2 Chronicles 26:18. And they withstood Uzziah — Hebrew, stood up against Uzziah, not by force, or laying hands upon him to restrain him, for in the next verse we still find the censer in his hand; but only by admonition and reproof, which follows. Neither shall it be for thine honour, &c. — Expect that God will punish thee, or put some brand of infamy upon thee for this presumption. But this they express modestly, because they considered that he to whom they spake, though an offender, was their sovereign.

Then Uzziah was wroth, and had a censer in his hand to burn incense: and while he was wroth with the priests, the leprosy even rose up in his forehead before the priests in the house of the LORD, from beside the incense altar.
2 Chronicles 26:19. Then Uzziah was wroth — With the priests. While he was wroth the leprosy rose up in his forehead — So that he could not hide his shame: though it is probable it was also in the rest of his body. From beside the incense-altar — By a stroke from an invisible hand, coming from the altar; that he might be assured this was the effect of God’s displeasure.

And Azariah the chief priest, and all the priests, looked upon him, and, behold, he was leprous in his forehead, and they thrust him out from thence; yea, himself hasted also to go out, because the LORD had smitten him.
2 Chronicles 26:20. They thrust him out from thence — Not by force, which needed not, for he voluntarily hasted away, as it follows; but by vehement persuasions and denunciations of God’s further judgments upon him, if he did not depart.

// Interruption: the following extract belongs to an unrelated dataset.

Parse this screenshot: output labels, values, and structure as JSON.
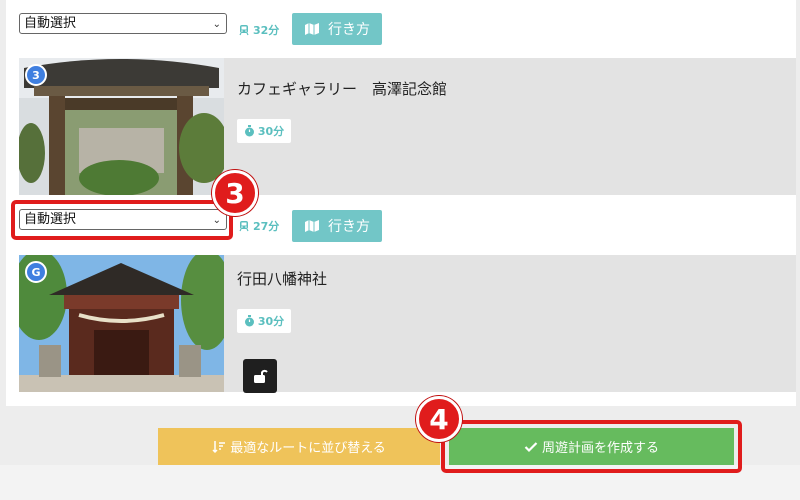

And Uzziah the king was a leper unto the day of his death, and dwelt in a several house, being a leper; for he was cut off from the house of the LORD: and Jotham his son was over the king's house, judging the people of the land.
2 Chronicles 26:21. Uzziah was a leper unto the day of his death — God would have this leprosy to be incurable, as a lasting monument of his anger against such presumptuous invaders of the priest’s office. Dwelt in a several house, &c. — As he was obliged to do by law, which he durst not now resist, being under the hand of God, and under the fear of worse plagues, if he did not so. For he was cut off from the house of the Lord — He dwelt in a several house, because he might not come into the temple and courts, nor consequently into any public assembly. So the punishment answers the sin, as face does to face in a glass. He thrust himself into the temple of God, whither the priests only had admission: and for that was thrust out of the very courts of the temple, into which the meanest of his subjects might enter. He invaded the dignity of the priesthood, to which he had no right, and is for that deprived of the royal dignity, to which he had an undoubted right.

Now the rest of the acts of Uzziah, first and last, did Isaiah the prophet, the son of Amoz, write.
So Uzziah slept with his fathers, and they buried him with his fathers in the field of the burial which belonged to the kings; for they said, He is a leper: and Jotham his son reigned in his stead.